Tras su teclado eléctrico Iván Lins inauguro el concierto cantado con esa voz amable, cálida, y sensual que se asocia todo lo brasileño y un «Daquilo que eu sei» que sonaba a su más en calma. «Son canciones de mar» como él dijo, que monotemáticamente siguieron con «Velas icadas» y «Depois dos temporais». Ivan Lins navega desde hace años en un territorio limítrofe entre el pop, la música brasileña y jazz, y si en algunos países es considerado músico de jazz, en otros lo es como músico popular y hasta los hay donde su nombre suena a compositor de series de televisión, de las que ha hecho no pocas. A diferencia de su pasada visita, en esta ocasión su grupo sonaba menos comercial y con notable capacidad de desarrollo, como se puso a prueba en su «autoversión» de «Madalena» su mayo éxito con notable pulso jazzístico y swing, dando espacio a su teclista (Marco Brito), saxofonista (Marcelo Martins), y sobre todo al guitarrista Amuedo que si no lo tenía se lo buscaba por su cuenta. Como invitada, muy fugaz por cierto, estuvo la norteamericana Nnena Freelon, que con la excusa del medio siglo de la bosanova forma parte de la expedición del brasileño. Con una voz muy fresca y una maneras muy expresivas y sentidas, casi más bailarina que cantante, la Freelon se sumó la fiesta de Ipanema con unas apasionadas versiones de Jobim («Dindi» y «Love dance») y el «The island» que grabara Sting, en versión bilingúe, él en portugués y ella en inglés. Fue un momento especial de una noche que siguió por los derroteros cariocas con «Rei do carnaval» y «Evolution» en el tono suave y cadencioso del principio del concierto y un perfil de actuación estable y sin ningún sobresalto.

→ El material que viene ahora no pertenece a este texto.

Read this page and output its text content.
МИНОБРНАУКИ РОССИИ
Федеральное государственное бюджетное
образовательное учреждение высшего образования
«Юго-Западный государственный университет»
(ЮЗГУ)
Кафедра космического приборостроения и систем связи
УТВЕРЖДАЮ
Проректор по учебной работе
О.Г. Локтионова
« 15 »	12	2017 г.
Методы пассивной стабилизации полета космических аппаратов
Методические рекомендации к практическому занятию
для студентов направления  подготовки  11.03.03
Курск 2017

Hoy jueves llega el grupo de Richard Bona a Jazz en la Costa y mañana viernes la gran cantante de soul Bettye Lavette. Todos los años Jazz en la Costa suele traer a algún artista a descubrir por el aficionado. Este año el nombre del que todos hablarán una vez concluida la muestra será el de Bettye Lavette. Una excepcional vocalista de soul y blues de sesenta y dos años, a la que por fin se ha hecho justicia ya en este siglo.
Con apenas 16 años obtuvo su primer éxito en las listas americanas cantando la pieza My Man – He»s A Lovin» Man , después vendría una gira con James Brown y su canción más popular, Let Me Down Easy . Era 1965, cuando su prometedora carrera se desintegró en el momento en que su compañía Atlantic se negó a publicar su primer disco, Child of the Seventies , cuentan que para no hacer sombra a la estrella de la casa: Aretha Franklin.
Bettye había sido descubierta por la misma cazatalentos que lanzó a The Supremes, The Temptations y Wilson Pickett, la primera mujer productora de discos del mundo: Johnnie M. Mathews.Pero Lavette, a pesar de estar integrada en el prestigioso sello Atlantic como una de sus estrellas, diversas circunstancias personales le hacen abandonar dicha discográfica y, casi adolescente, sin rumbo fijo, y durante años, su voz se fue desperdiciando en circuitos menores, clubes europeos y musicales alimenticios, mientras era reivindicada tan sólo por los eruditos de la música negra.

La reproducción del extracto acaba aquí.